Now to some startling statistics. Worried about a government run health care option? The Federal government is already paying 51% of all health care costs if you add medicare, medicaid, VA, SCHIP, and Federal employees insurance. If you add tax revenue lost to deductions from employers and employees for health care, the Federal government is in fact paying 60% of all health care. The Federal government and its taxpayers are already paying more than enough for a first class comprehensive all inclusive health care system but the corporations are making sure we don’t get one.

And guess who the the big hero of this book is.

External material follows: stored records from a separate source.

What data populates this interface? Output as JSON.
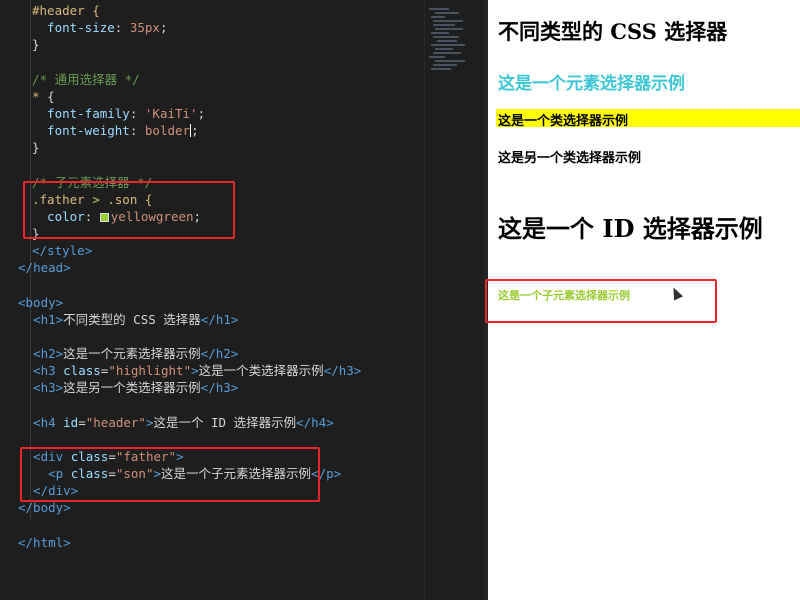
{
  "editor": {
    "lines": [
      [
        {
          "t": "#header {",
          "c": "selector"
        }
      ],
      [
        {
          "t": "  font-size",
          "c": "prop"
        },
        {
          "t": ": ",
          "c": "punc"
        },
        {
          "t": "35px",
          "c": "val"
        },
        {
          "t": ";",
          "c": "punc"
        }
      ],
      [
        {
          "t": "}",
          "c": "punc"
        }
      ],
      [],
      [
        {
          "t": "/* 通用选择器 */",
          "c": "cmt"
        }
      ],
      [
        {
          "t": "* ",
          "c": "selector"
        },
        {
          "t": "{",
          "c": "punc"
        }
      ],
      [
        {
          "t": "  font-family",
          "c": "prop"
        },
        {
          "t": ": ",
          "c": "punc"
        },
        {
          "t": "'KaiTi'",
          "c": "val"
        },
        {
          "t": ";",
          "c": "punc"
        }
      ],
      [
        {
          "t": "  font-weight",
          "c": "prop"
        },
        {
          "t": ": ",
          "c": "punc"
        },
        {
          "t": "bolder",
          "c": "val"
        },
        {
          "t": ";",
          "c": "punc"
        }
      ],
      [
        {
          "t": "}",
          "c": "punc"
        }
      ],
      [],
      [
        {
          "t": "/* 子元素选择器 */",
          "c": "cmt"
        }
      ],
      [
        {
          "t": ".father > .son {",
          "c": "selector"
        }
      ],
      [
        {
          "t": "  color",
          "c": "prop"
        },
        {
          "t": ": ",
          "c": "punc"
        },
        {
          "t": "yellowgreen",
          "c": "val"
        },
        {
          "t": ";",
          "c": "punc"
        }
      ],
      [
        {
          "t": "}",
          "c": "punc"
        }
      ],
      [
        {
          "t": "</",
          "c": "tag"
        },
        {
          "t": "style",
          "c": "tag"
        },
        {
          "t": ">",
          "c": "tag"
        }
      ],
      [
        {
          "t": "</",
          "c": "tag"
        },
        {
          "t": "head",
          "c": "tag"
        },
        {
          "t": ">",
          "c": "tag"
        }
      ],
      [],
      [
        {
          "t": "<body>",
          "c": "tag"
        }
      ],
      [
        {
          "t": "  <h1>",
          "c": "tag"
        },
        {
          "t": "不同类型的 CSS 选择器",
          "c": "txt"
        },
        {
          "t": "</h1>",
          "c": "tag"
        }
      ],
      [],
      [
        {
          "t": "  <h2>",
          "c": "tag"
        },
        {
          "t": "这是一个元素选择器示例",
          "c": "txt"
        },
        {
          "t": "</h2>",
          "c": "tag"
        }
      ],
      [
        {
          "t": "  <h3 ",
          "c": "tag"
        },
        {
          "t": "class",
          "c": "attr"
        },
        {
          "t": "=",
          "c": "punc"
        },
        {
          "t": "\"highlight\"",
          "c": "str"
        },
        {
          "t": ">",
          "c": "tag"
        },
        {
          "t": "这是一个类选择器示例",
          "c": "txt"
        },
        {
          "t": "</h3>",
          "c": "tag"
        }
      ],
      [
        {
          "t": "  <h3>",
          "c": "tag"
        },
        {
          "t": "这是另一个类选择器示例",
          "c": "txt"
        },
        {
          "t": "</h3>",
          "c": "tag"
        }
      ],
      [],
      [
        {
          "t": "  <h4 ",
          "c": "tag"
        },
        {
          "t": "id",
          "c": "attr"
        },
        {
          "t": "=",
          "c": "punc"
        },
        {
          "t": "\"header\"",
          "c": "str"
        },
        {
          "t": ">",
          "c": "tag"
        },
        {
          "t": "这是一个 ID 选择器示例",
          "c": "txt"
        },
        {
          "t": "</h4>",
          "c": "tag"
        }
      ],
      [],
      [
        {
          "t": "  <div ",
          "c": "tag"
        },
        {
          "t": "class",
          "c": "attr"
        },
        {
          "t": "=",
          "c": "punc"
        },
        {
          "t": "\"father\"",
          "c": "str"
        },
        {
          "t": ">",
          "c": "tag"
        }
      ],
      [
        {
          "t": "    <p ",
          "c": "tag"
        },
        {
          "t": "class",
          "c": "attr"
        },
        {
          "t": "=",
          "c": "punc"
        },
        {
          "t": "\"son\"",
          "c": "str"
        },
        {
          "t": ">",
          "c": "tag"
        },
        {
          "t": "这是一个子元素选择器示例",
          "c": "txt"
        },
        {
          "t": "</p>",
          "c": "tag"
        }
      ],
      [
        {
          "t": "  </div>",
          "c": "tag"
        }
      ],
      [
        {
          "t": "</body>",
          "c": "tag"
        }
      ],
      [],
      [
        {
          "t": "</html>",
          "c": "tag"
        }
      ]
    ]
  },
  "preview": {
    "h1": "不同类型的 CSS 选择器",
    "h2": "这是一个元素选择器示例",
    "h3_highlight": "这是一个类选择器示例",
    "h3_plain": "这是另一个类选择器示例",
    "h4": "这是一个 ID 选择器示例",
    "p_son": "这是一个子元素选择器示例"
  },
  "colors": {
    "h2": "#3ec7d6",
    "highlight_bg": "#ffff00",
    "son_text": "#9acd32",
    "annotation": "#e8262c",
    "editor_bg": "#1e1e1e"
  },
  "icons": [
    "color-swatch-icon",
    "mouse-pointer-icon"
  ]
}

The lowly Veterans Administration, those guys with the pealing paint and holes in the wall. The VA had been able to cut their costs by half at the same time everyone else s costs are skyrocketing. They have been able to dramatically reduce hospital beds, negotiate for better drug prices (The VA laments that if VA 5% drug market share could have added to Medicare’s 10% market share they could have negotiated even better prices), control doctor salaries, and implement only testing and treatment procedures that are acknowledged to be be best practices. The result is better outcomes and lower death rates along with lower costs.